World’s eight richest as wealthy as half humanity, Oxfam tells Davos
By Ben Hirschler
Jan 15 2017
Just eight individuals, all men, own as much wealth as the poorest half of the world’s population, Oxfam said on Monday in a report calling for action to curtail rewards for those at the top.
As decision makers and many of the super-rich gather for this week’s World Economic Forum (WEF) annual meeting in Davos, the charity’s report suggests the wealth gap is wider than ever, with new data for China and India indicating that the poorest half of the world owns less than previously estimated.
Oxfam, which described the gap as “obscene”, said if the new data had been available before, it would have shown that in 2016 nine people owned the same as the 3.6 billion who make up the poorest half of humanity, rather than 62 estimated at the time.

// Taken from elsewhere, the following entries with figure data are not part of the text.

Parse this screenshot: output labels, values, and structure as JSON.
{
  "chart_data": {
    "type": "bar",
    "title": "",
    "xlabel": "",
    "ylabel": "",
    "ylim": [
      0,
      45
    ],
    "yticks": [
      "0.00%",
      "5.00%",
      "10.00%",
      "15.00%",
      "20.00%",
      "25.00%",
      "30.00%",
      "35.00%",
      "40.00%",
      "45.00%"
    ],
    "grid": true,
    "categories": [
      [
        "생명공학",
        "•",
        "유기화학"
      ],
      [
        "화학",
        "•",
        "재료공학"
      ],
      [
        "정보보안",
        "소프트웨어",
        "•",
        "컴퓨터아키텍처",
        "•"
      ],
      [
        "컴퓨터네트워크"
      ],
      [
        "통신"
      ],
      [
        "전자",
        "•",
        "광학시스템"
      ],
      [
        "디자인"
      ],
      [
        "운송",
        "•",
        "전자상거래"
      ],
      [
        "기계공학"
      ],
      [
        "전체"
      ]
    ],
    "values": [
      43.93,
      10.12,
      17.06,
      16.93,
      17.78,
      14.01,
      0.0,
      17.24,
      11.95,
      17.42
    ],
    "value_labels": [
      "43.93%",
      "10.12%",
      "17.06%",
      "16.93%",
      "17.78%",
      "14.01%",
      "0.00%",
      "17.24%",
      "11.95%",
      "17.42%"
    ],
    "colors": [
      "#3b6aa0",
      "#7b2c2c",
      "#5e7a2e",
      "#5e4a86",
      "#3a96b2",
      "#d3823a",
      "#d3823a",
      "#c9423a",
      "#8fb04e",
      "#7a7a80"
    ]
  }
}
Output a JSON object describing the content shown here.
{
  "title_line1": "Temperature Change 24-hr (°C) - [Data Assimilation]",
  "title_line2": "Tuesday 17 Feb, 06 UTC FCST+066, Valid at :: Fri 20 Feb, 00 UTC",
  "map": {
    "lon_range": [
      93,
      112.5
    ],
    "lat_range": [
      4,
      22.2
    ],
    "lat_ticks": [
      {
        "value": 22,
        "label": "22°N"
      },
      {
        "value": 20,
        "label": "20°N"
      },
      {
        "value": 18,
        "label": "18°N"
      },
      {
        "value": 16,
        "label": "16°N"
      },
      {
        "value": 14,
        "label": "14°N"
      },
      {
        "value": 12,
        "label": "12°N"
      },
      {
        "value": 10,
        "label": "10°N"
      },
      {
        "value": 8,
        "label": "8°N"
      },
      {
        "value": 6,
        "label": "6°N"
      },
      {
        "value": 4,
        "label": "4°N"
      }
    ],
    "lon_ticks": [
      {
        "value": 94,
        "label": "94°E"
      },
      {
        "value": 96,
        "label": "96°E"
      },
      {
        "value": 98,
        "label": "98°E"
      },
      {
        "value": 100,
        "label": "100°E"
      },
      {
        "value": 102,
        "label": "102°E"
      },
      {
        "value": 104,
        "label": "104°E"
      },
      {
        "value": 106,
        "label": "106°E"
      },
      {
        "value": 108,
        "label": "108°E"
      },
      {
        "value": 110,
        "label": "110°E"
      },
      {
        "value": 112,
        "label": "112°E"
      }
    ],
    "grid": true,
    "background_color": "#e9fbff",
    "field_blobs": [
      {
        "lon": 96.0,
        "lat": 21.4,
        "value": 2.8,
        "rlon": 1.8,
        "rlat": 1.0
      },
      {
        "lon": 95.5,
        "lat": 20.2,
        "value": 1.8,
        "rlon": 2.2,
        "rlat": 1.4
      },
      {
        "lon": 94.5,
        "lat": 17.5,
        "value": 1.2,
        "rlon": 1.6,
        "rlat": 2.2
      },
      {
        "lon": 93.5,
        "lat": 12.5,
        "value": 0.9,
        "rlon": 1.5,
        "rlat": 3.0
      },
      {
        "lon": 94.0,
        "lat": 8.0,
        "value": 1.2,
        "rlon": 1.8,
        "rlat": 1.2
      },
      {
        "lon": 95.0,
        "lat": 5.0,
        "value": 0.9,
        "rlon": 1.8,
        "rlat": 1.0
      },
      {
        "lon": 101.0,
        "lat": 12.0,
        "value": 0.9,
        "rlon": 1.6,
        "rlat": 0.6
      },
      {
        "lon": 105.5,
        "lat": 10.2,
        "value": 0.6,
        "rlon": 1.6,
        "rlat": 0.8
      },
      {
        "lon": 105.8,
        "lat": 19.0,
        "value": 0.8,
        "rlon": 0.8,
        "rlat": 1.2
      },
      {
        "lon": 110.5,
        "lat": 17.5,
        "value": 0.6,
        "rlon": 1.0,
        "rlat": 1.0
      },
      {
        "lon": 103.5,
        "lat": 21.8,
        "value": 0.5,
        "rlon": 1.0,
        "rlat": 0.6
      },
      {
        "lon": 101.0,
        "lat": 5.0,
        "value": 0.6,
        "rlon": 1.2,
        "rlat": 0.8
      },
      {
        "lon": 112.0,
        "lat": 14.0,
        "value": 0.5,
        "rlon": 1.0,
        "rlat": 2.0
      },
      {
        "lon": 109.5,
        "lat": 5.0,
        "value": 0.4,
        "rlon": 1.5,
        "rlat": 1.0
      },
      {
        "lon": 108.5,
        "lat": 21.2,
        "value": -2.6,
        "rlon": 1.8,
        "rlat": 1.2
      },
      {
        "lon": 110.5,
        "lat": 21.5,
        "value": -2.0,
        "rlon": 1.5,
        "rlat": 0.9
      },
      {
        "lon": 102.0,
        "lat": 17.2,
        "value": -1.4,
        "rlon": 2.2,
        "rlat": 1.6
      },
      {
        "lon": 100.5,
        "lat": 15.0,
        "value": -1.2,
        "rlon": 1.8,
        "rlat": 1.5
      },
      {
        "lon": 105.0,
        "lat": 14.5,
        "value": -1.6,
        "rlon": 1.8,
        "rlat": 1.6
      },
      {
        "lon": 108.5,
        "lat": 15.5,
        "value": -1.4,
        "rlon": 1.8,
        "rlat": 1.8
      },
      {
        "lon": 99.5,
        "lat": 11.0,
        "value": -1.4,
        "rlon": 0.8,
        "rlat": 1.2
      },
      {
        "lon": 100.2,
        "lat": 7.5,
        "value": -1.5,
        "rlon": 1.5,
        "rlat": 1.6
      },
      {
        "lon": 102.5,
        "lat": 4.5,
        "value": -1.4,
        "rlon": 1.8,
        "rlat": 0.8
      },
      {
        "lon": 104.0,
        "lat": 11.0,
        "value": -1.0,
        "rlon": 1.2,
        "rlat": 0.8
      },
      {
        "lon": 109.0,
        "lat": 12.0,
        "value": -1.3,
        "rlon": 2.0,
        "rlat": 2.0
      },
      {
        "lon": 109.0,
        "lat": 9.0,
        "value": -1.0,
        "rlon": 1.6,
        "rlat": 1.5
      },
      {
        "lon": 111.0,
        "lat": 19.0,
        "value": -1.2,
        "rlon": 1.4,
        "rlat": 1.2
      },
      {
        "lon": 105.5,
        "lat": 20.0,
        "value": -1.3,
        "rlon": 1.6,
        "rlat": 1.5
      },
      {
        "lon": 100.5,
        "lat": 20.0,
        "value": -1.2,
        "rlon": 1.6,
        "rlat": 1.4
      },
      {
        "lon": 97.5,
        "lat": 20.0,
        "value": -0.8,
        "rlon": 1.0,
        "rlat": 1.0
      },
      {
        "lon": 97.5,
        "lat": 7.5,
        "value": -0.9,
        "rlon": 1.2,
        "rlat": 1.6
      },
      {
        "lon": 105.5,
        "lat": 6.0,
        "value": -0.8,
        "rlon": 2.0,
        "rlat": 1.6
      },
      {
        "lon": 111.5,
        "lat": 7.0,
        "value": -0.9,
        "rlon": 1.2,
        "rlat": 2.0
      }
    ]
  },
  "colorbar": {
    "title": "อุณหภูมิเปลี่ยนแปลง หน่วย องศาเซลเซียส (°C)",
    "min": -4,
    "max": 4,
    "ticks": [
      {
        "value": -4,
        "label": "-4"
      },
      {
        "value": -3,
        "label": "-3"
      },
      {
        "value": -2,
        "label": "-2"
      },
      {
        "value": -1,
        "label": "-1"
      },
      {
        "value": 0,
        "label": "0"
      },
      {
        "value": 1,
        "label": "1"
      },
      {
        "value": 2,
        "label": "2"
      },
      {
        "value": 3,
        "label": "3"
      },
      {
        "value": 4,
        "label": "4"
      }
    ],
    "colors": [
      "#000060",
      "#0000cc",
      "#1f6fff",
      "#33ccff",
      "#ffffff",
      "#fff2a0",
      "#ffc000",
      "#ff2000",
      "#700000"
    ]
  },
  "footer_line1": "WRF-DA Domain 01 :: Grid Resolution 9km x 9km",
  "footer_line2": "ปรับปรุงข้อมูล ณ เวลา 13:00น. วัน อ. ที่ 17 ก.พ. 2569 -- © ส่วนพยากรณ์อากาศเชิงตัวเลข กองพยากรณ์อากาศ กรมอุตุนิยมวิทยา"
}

In 2010, by comparison, it took the combined assets of the 43 richest people to equal the wealth of the poorest 50 percent, according to the latest calculations.
Inequality has moved up the agenda in recent years, with the head of the International Monetary Fund and the Pope among those warning of its corrosive effects, while resentment of elites has helped fuel an upsurge in populist politics.
Concern about the issue was highlighted again in the WEF’s own global risks report last week.
“We see a lot of hand-wringing – and clearly Trump’s victory and Brexit gives that new impetus this year – but there is a lack of concrete alternatives to business as usual,” said Max Lawson, Oxfam’s head of policy.
“There are different ways of running capitalism that could be much, much more beneficial to the majority of people.”